They say that I was awful at Cantonese when I was very little. Not that it has improved drastically over the last twenty years. I had bad intonation and limited vocabulary and spoke to my sister only in English. This, also, hasn’t changed.
Having an older sister is useful in discovering memories of yourself you never had and which your parents have already forgotten. Anecdotes of fevers, whining, fears of monsters at the window… All of the following is remembered by my sister.
When I was one, the two bones in my left arm were broken, my parents were told, while crawling around (very vigorously?). Social workers came to our house to investigate and to see if the cause was child abuse. My parents had to temporarily replace the padded mahjong table and chairs they were using as my make-shift crib with a real crib they had to borrow from my aunt.
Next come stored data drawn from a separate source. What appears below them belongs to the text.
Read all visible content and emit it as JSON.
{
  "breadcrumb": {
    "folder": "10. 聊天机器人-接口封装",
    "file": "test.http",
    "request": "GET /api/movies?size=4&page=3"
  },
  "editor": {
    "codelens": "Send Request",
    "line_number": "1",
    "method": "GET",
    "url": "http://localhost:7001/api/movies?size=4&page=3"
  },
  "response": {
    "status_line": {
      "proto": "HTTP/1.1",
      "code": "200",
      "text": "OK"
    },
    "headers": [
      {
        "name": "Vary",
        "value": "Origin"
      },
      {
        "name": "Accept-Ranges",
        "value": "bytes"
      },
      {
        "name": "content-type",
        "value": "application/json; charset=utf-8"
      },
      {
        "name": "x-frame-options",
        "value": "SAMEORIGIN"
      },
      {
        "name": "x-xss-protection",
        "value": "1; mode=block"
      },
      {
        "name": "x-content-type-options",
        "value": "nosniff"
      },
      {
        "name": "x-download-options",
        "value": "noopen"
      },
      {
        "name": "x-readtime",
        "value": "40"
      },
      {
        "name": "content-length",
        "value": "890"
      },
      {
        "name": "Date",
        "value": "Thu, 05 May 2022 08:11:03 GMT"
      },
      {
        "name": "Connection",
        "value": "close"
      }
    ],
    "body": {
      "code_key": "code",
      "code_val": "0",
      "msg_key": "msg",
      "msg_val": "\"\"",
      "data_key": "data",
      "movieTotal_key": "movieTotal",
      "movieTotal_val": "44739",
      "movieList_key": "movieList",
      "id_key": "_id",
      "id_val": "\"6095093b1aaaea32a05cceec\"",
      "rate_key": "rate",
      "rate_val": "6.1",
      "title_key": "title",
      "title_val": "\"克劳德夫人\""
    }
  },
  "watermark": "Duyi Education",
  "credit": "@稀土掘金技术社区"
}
I don´t think anybody really found out what had happened exactly. My sister told me that I would stay at my aunt’s house during the day at that age; she was unofficially the Chinatown babysitter because she didn’t work.
My aunt also babysat a pair of cousins, a boy and a girl. They spoke mandarin. My time spent there resulted in me babbling phrases in perfect mandarin at home, one of which I frequently mimicked was: “Bu yao da mei mei.”
My sister remembered asking my mother, “What is she saying?”
“Don’t hit your little sister.” Probably something my aunt used to repeat to the mandarin-speaking boy. Perhaps that had something to do with my broken arm, who knows really? The resurfacing of these little bits of information after the course of the years is like finding gold. Perspectives change. Memories alter, adding pieces of you to yourself.